Enough work, it's play time. Or at least the last two nights have been. Friday, was bowling night. But we ended up having dinner at the Italian assistant's apartment, going to the bowling alley for a little bit (the shadiest bowling alley I've ever seen by the way, and I've been to the one in West Sac), and then going to the bar around the corner (my first bar ever-- exciting!). I had a drink called a Monaco, recommended by Anthony. It's just beer, grenadine syrup, and 7-up (aka-delicious). I was home by 11 and I slept well for the first time in two weeks. Saturday, I drew pictures with Max in the morning (I think Jacques might have talked to them while I was out the night before about being nice to me), and then the boys had soccer all afternoon. I stayed home and worked on my online classes. I got an A on my first Nutrition midterm but I still have to write that essay for Art History (yikes). At 8pm, Anthony and his friend picked me up for our dinner/karaoke/dancing soirée at this place inside the Hyper U at les Arcs (strange concept but very very very fun). I had another Monaco for aperitif. I shared pizza, fromaggi quattro, with Vanessa, the English assistant from Mississippi. I sang Loca, by Shakira, with Anthony (I'd never even heard the song before so really it was Anthony who did most of the work, I picked up the chorus pretty quickly though), then Barbie Girl and Toxic with Lauren, Vanessa, and Joanne. By the time we finished Toxic it was already 1am!
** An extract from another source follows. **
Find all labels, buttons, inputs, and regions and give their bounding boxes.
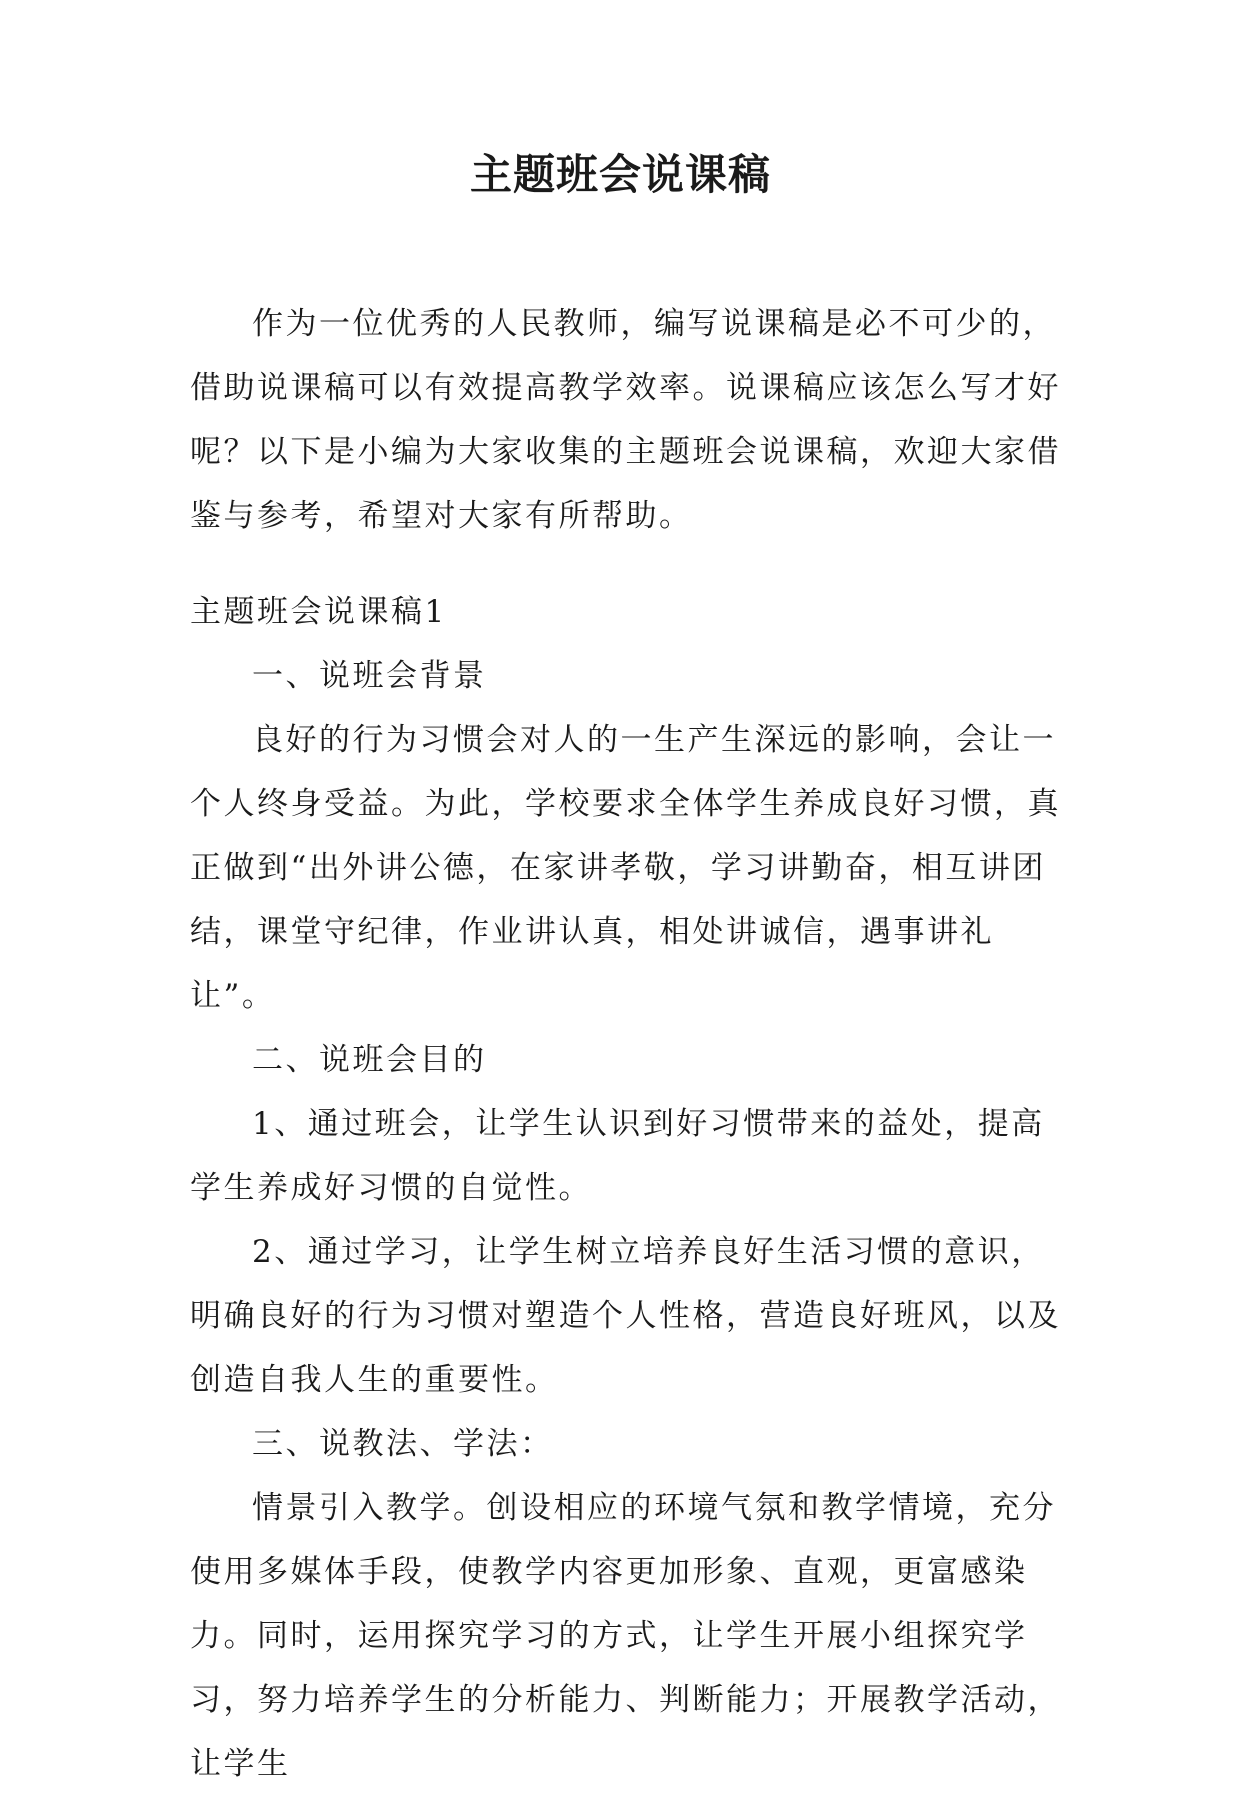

I left with the girls since Anthony was staying until the place shut down at 3! I had the best time though. I really hope that I can stay in touch with everyone (tgffb) and that we can all hang out again soon. Like I said in my last blog, everything is so up in the air right now. But it doesn't matter to me because I know, in the end it will be worth it. And like one of the songs two little old French men sang as a duet, to the style of Frank Sinatra, says, "The record shows I took the blows and did it my way!"